University officials will conduct a new search for a permanent School of Media and Public Affairs director this fall, after the search stagnated this summer with neither of two candidates being given the school’s top slot.
The new search has not yet begun, and University officials would not give a timetable as to when the SMPA would begin fielding new applicants for the directorship. GW administrators previously told The Hatchet they hoped to fill the position by July 1, but that date came and went as the year-long search proved to be difficult.
Interim SMPA Director Steve Livingston said the school is in “no rush” to place a new director, and would not comment on any potential applicants for the upcoming search. Ken Goldstein, a professor of political science at the University of Wisconsin and a previous candidate for the spot, said he has already contacted SMPA to renew his interest in the school’s leading post.
“I remain very impressed by SMPA,” Goldstein said. “The school has great potential.”
Goldstein withdrew himself from the field last spring in light of family health issues, leaving GW administrators to choose between remaining finalists Marvin Kalb, a national media personality, and Robert Entman, the author of several mass media books and a professor of communications at North Carolina State University.
But Kalb, who has strong ties to the University through his GW-sponsored radio show “The Kalb Report,” withdrew himself from the race in late April citing frustration over the lengthy selection process. Entman, the remaining candidate, said he wasn’t offered the director post but will join GW’s faculty as an SMPA professor in January.
In an interview last month, Livingston would not elaborate on the specifics surrounding Kalb’s decision and did not say why Entman wasn’t chosen for the job. But amid ongoing changes within SMPA, including the phase-out of the electronic media major and tweeking of the journalism program, faculty members have become somewhat divided over the school’s educational direction.
While some professors favor a hands-on media environment, others are pushing for a more theory-based curriculum. Kalb, a veteran CBS and NBC correspondent, likely drew criticism from faculty members who want the school to have a more theoretical focus.
“I had been disappointed with a number of things that I heard about the (selection) process itself, including some of the (GW) personalities involved,” said Kalb, who did not name any professors or issues specifically.
“When I learned of the attitude of a number of faculty members I thought it would be wise to withdraw myself, and that’s what I did,” he added.
University President Stephen Joel Trachtenberg acknowledged the ongoing difficulties of the search.
“These sorts of things happen from time to time.

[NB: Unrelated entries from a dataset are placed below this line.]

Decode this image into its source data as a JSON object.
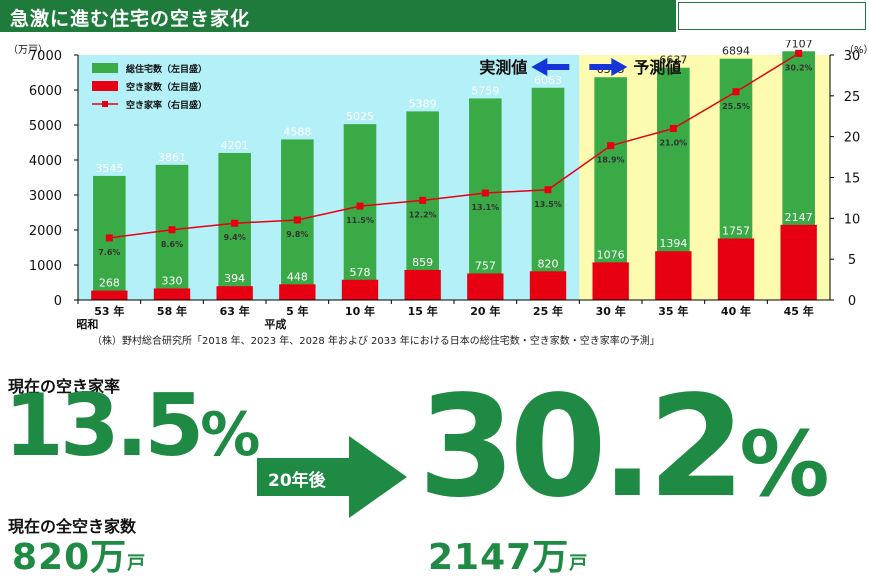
{
  "header": {
    "title": "急激に進む住宅の空き家化"
  },
  "chart_data": {
    "type": "bar",
    "categories": [
      "53 年",
      "58 年",
      "63 年",
      "5 年",
      "10 年",
      "15 年",
      "20 年",
      "25 年",
      "30 年",
      "35 年",
      "40 年",
      "45 年"
    ],
    "era_labels": [
      {
        "index": 0,
        "text": "昭和"
      },
      {
        "index": 3,
        "text": "平成"
      }
    ],
    "series": [
      {
        "name": "総住宅数（左目盛）",
        "axis": "left",
        "type": "bar",
        "values": [
          3545,
          3861,
          4201,
          4588,
          5025,
          5389,
          5759,
          6063,
          6365,
          6637,
          6894,
          7107
        ],
        "color": "#3aaa47"
      },
      {
        "name": "空き家数（左目盛）",
        "axis": "left",
        "type": "bar",
        "values": [
          268,
          330,
          394,
          448,
          578,
          859,
          757,
          820,
          1076,
          1394,
          1757,
          2147
        ],
        "color": "#e60012"
      },
      {
        "name": "空き家率（右目盛）",
        "axis": "right",
        "type": "line",
        "values": [
          7.6,
          8.6,
          9.4,
          9.8,
          11.5,
          12.2,
          13.1,
          13.5,
          18.9,
          21.0,
          25.5,
          30.2
        ],
        "labels": [
          "7.6%",
          "8.6%",
          "9.4%",
          "9.8%",
          "11.5%",
          "12.2%",
          "13.1%",
          "13.5%",
          "18.9%",
          "21.0%",
          "25.5%",
          "30.2%"
        ],
        "color": "#e60012"
      }
    ],
    "y_left": {
      "unit": "（万戸）",
      "lim": [
        0,
        7000
      ],
      "ticks": [
        0,
        1000,
        2000,
        3000,
        4000,
        5000,
        6000,
        7000
      ]
    },
    "y_right": {
      "unit": "（%）",
      "lim": [
        0,
        30
      ],
      "ticks": [
        0,
        5,
        10,
        15,
        20,
        25,
        30
      ]
    },
    "regions": [
      {
        "label": "実測値",
        "from_index": 0,
        "to_index": 7,
        "color": "#b3f0f7"
      },
      {
        "label": "予測値",
        "from_index": 8,
        "to_index": 11,
        "color": "#fdfbb0"
      }
    ],
    "legend_position": "top-left",
    "grid": false
  },
  "source": "（株）野村総合研究所「2018 年、2023 年、2028 年および 2033 年における日本の総住宅数・空き家数・空き家率の予測」",
  "summary": {
    "current_rate_label": "現在の空き家率",
    "current_rate_value": "13.5",
    "current_rate_unit": "%",
    "arrow_label": "20年後",
    "future_rate_value": "30.2",
    "future_rate_unit": "%",
    "current_vacant_label": "現在の全空き家数",
    "current_vacant_value": "820万",
    "current_vacant_unit": "戸",
    "future_vacant_value": "2147万",
    "future_vacant_unit": "戸"
  }
}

They have to do with departmental circumstances, personalities, different disciplines, slip-ups,” he wrote in an e-mail last month. “I’m personally disappointed that it may take another year.”

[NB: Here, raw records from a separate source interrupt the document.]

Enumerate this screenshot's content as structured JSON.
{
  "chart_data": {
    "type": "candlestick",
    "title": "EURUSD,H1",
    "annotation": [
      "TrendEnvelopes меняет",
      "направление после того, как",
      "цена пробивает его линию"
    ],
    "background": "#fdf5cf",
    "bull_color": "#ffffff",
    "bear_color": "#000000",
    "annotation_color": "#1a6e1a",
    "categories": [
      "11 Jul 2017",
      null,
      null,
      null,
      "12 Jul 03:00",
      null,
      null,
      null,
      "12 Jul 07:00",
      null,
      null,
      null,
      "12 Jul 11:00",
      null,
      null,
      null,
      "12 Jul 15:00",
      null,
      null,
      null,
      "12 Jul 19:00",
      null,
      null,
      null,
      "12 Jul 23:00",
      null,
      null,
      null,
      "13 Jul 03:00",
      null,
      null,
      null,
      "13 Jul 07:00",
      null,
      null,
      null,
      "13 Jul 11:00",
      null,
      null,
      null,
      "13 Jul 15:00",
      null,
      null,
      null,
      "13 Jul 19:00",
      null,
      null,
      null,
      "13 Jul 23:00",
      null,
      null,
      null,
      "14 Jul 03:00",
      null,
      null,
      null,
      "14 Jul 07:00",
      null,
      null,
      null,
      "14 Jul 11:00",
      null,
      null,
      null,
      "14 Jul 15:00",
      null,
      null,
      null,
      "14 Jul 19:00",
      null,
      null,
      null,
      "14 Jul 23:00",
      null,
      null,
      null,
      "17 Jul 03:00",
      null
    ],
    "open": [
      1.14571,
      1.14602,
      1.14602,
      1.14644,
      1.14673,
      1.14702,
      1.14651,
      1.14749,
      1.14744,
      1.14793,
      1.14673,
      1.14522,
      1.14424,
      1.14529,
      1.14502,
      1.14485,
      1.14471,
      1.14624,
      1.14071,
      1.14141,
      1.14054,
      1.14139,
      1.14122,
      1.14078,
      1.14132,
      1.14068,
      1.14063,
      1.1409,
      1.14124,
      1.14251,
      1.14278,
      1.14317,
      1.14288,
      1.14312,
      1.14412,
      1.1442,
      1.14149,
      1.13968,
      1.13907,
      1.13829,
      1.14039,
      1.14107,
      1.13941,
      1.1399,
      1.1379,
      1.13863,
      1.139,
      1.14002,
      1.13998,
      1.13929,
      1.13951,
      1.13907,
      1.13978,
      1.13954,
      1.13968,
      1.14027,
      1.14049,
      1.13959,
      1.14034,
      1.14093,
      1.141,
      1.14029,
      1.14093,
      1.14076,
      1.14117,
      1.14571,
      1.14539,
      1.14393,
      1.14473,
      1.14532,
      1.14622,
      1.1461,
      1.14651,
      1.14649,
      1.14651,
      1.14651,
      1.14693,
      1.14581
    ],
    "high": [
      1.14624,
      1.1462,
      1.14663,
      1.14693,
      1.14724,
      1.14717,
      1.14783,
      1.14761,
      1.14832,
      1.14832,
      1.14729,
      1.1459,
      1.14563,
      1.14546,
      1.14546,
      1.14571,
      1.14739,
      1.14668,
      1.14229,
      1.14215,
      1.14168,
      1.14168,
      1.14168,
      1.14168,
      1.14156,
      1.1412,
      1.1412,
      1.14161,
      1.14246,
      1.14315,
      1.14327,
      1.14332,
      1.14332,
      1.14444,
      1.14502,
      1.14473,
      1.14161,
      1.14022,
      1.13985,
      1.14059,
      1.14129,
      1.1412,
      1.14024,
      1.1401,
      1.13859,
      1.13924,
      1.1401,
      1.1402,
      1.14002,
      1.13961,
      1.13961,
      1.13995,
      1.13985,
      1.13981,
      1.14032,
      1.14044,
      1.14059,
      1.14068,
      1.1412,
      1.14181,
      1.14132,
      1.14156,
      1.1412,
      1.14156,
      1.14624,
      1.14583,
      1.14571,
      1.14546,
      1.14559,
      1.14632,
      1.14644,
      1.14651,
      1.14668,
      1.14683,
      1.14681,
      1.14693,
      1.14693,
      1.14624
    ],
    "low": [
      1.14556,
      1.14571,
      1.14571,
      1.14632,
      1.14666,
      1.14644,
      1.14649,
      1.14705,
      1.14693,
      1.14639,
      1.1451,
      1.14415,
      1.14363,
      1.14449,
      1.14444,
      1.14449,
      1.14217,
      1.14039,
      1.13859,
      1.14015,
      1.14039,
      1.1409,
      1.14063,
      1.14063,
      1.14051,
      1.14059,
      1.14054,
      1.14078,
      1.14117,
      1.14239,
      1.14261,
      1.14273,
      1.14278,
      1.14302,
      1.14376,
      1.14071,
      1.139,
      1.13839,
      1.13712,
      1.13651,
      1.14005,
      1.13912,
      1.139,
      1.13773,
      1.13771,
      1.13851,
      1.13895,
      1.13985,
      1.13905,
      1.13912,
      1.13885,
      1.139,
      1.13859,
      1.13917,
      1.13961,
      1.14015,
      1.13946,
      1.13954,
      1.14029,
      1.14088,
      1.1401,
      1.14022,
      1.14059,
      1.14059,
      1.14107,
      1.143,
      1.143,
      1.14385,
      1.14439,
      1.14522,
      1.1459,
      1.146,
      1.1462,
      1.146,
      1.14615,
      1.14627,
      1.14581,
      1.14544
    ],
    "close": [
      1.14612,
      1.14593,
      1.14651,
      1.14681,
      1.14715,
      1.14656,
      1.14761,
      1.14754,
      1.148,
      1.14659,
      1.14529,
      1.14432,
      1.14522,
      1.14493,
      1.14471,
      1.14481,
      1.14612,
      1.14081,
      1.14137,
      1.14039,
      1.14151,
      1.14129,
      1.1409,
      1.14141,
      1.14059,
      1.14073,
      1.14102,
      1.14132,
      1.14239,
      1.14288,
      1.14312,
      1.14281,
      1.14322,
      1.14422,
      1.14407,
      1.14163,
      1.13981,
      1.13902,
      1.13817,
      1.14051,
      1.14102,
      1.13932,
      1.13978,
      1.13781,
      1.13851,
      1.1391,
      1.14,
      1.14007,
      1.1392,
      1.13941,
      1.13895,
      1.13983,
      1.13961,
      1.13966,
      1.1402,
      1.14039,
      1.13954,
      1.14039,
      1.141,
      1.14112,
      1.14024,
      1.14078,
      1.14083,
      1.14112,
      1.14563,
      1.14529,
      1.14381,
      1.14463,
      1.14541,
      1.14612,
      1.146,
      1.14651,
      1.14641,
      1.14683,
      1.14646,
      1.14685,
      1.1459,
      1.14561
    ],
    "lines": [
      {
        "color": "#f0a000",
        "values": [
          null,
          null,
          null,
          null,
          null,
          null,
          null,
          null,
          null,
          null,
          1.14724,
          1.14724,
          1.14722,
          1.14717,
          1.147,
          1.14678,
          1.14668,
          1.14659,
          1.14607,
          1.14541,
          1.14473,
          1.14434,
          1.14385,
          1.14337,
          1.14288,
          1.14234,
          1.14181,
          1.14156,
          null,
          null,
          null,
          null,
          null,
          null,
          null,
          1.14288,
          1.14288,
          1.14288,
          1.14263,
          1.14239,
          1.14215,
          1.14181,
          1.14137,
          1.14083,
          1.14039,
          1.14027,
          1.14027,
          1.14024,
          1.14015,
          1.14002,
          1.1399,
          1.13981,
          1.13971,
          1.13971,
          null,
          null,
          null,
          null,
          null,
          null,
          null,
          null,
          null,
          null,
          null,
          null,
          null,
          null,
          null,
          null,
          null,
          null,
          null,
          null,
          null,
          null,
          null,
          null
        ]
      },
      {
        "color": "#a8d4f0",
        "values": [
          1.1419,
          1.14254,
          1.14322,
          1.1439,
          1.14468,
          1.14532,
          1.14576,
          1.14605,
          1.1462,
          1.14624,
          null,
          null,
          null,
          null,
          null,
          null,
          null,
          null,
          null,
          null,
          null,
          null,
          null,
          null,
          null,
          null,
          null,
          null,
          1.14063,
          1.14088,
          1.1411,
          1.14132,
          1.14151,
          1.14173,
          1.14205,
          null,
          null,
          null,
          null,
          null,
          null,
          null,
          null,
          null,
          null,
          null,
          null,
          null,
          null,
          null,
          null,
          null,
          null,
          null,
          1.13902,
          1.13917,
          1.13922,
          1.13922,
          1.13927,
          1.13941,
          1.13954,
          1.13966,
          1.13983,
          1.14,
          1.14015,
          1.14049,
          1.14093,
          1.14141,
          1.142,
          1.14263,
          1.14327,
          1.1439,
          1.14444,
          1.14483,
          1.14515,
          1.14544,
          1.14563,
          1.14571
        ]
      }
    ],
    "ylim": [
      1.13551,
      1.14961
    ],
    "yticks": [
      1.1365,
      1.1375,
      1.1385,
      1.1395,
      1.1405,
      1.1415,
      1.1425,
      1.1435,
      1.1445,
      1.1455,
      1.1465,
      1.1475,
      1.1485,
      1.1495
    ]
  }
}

Despite complications, Livingston denied any tension among the SMPA faculty and said he looks forward to beginning another search with the same criteria outlined during the last director hunt. In the job description advertised in national newspapers and academic journals, the University called for an “ideal applicant in the midst of a distinguished career that prominently features the consideration of the media and policy, politics and public life.”
In May, GW announced that the Law School dean post, which remained vacant for almost a year, would be filled. This summer the University also appointed a new Elliott School of International Affairs dean, leaving the SMPA director post as the only major academic vacancy at the University.
“The person that we hire will do the best job,” said Livingston, adding that he expects to fill the position at some point in the upcoming academic year.